El rediseño del periódico económico, con el que el diario recibió el premio Lápiz de Acero en la categoría editorial, buscaba una buena relación con la lectura, según cuenta Gonzalo Vivas, editor gráfico del periódico.
Y empezaron por el empaque. Del formato grande pasaron a ser tabloide y lo graparon, para que no se deshoje y "no se trastoquen las páginas". También lo refilaron.
Después vinieron las secciones, el contenido, los anchos de columna y el elegir cinco y no seis. Siempre pensando en una mejor lecturabilidad.
Y la fuente no la compraron, sino que un diseñador se las hizo a su medida: pensando en la temática del diario, "serio, pero no aburrido", y hecha para ser impresa en periódico.
En La República tenían claro que sus usuarios quieren información "concreta y no maquillada". Por eso quisieron un proyecto a su estilo y su tema, pero agradable.
"Se exploraron diferentes propuestas", cuenta Gonzalo. Y se la jugaron, por ejemplo, con un cambio significativo. Ya no hay cabezote con el nombre, sino que "hemos hecho un logo que es una marca. Es la sigla de La República y eso es una tendencia mundial".

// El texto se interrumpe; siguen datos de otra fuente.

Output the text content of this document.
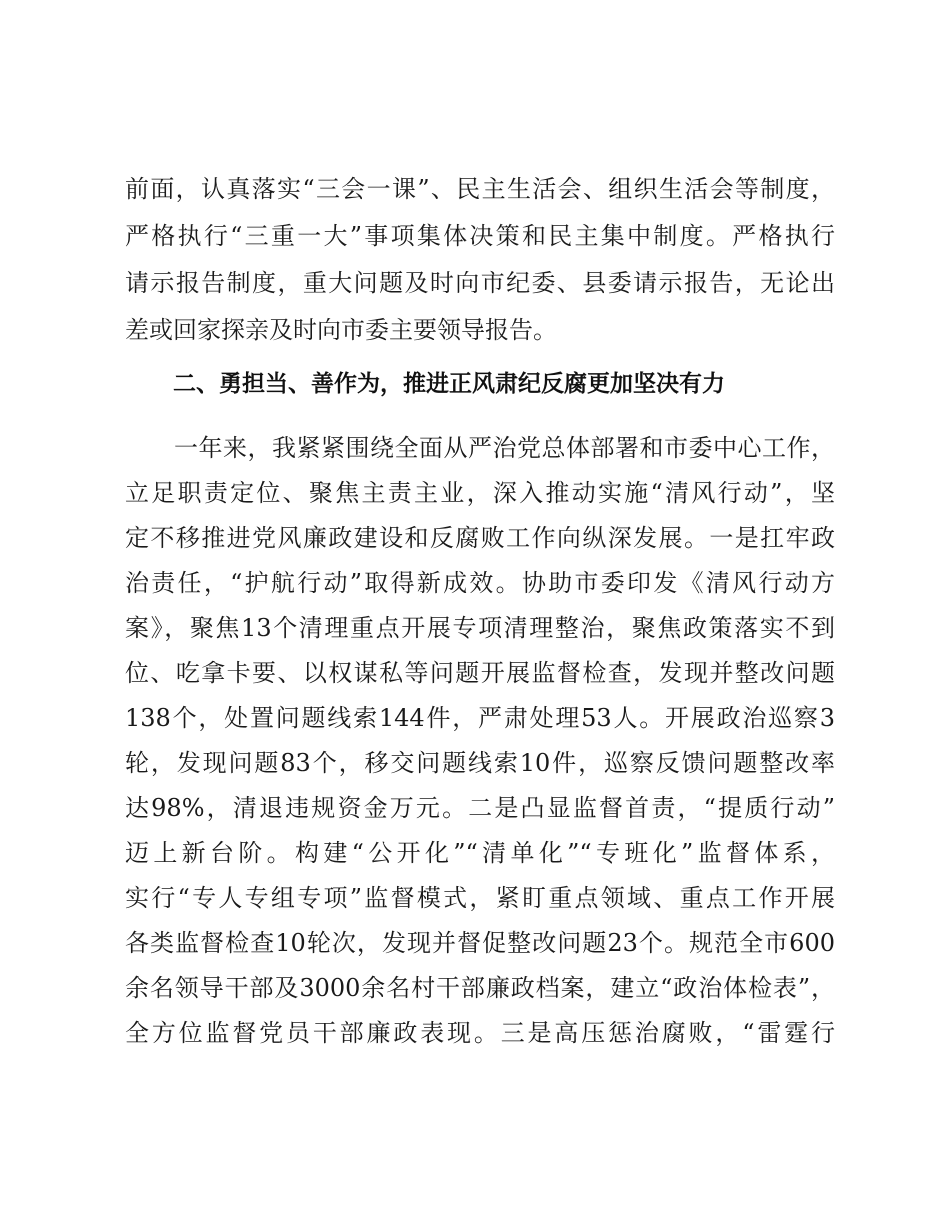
前面，认真落实“三会一课”、民主生活会、组织生活会等制度，

严格执行“三重一大”事项集体决策和民主集中制度。严格执行

请示报告制度，重大问题及时向市纪委、县委请示报告，无论出

差或回家探亲及时向市委主要领导报告。

二、勇担当、善作为，推进正风肃纪反腐更加坚决有力

　　一年来，我紧紧围绕全面从严治党总体部署和市委中心工作，

立足职责定位、聚焦主责主业，深入推动实施“清风行动”，坚

定不移推进党风廉政建设和反腐败工作向纵深发展。一是扛牢政

治责任，“护航行动”取得新成效。协助市委印发《清风行动方

案》，聚焦13个清理重点开展专项清理整治，聚焦政策落实不到

位、吃拿卡要、以权谋私等问题开展监督检查，发现并整改问题

138个，处置问题线索144件，严肃处理53人。开展政治巡察3

轮，发现问题83个，移交问题线索10件，巡察反馈问题整改率

达98%，清退违规资金万元。二是凸显监督首责，“提质行动”

迈上新台阶。构建“公开化”“清单化”“专班化”监督体系，

实行“专人专组专项”监督模式，紧盯重点领域、重点工作开展

各类监督检查10轮次，发现并督促整改问题23个。规范全市600

余名领导干部及3000余名村干部廉政档案，建立“政治体检表”，

全方位监督党员干部廉政表现。三是高压惩治腐败，“雷霆行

Detalles que de seguro fueron sumando para que el jurado decidiera que el premio era para ellos. "Lo recibimos con mucha alegría, es un plus al trabajo que venimos haciendo", añade el editor gráfico.
Con el rediseño sabían que había un riesgo. Las personas y los periodistas (en el uso) lo aceptan o lo rechazan. Y de octubre, cuando se presentó, a la fecha, lo que han hecho es afinar el diseño, pero la propuesta ha funcionado.
Eso los llevó a pensar en concursar en el Lápiz. "Sabíamos que teníamos un buen producto". Estaban contentos con el trabajo, que hicieron un grupo de cuatro personas, lideradas por el director del diario Fernando Quijano, el gerente Juan Carlos Hernández y la gerente de proyectos y estrategia Martha Ortiz.
Desde Medellín
Veinte fueron los proyectos que recibieron en la noche del jueves el Lápiz de Acero, en su edición 14. Y por Medellín, pese a que fueron también 14 los nominados, entre 106, sólo uno se quedó con el premio: Obra Negra Arquitectos con el diseño del colegio Santo Domingo Savio, en la categoría Diseño Arquitectónico Bticino.
"El edificio se inserta muy bien en el lugar y genera una cantidad de espacio público y lugares de encuentro. Se abre al paisaje", explica Carlos Pardo, director del taller arquitectónico de la empresa.
Por eso, cree él, el galardón fue para ellos, que repiten en Lápiz de Acero. El año pasado, en la misma categoría, lo recibieron por el edificio Guayacán, torre dos.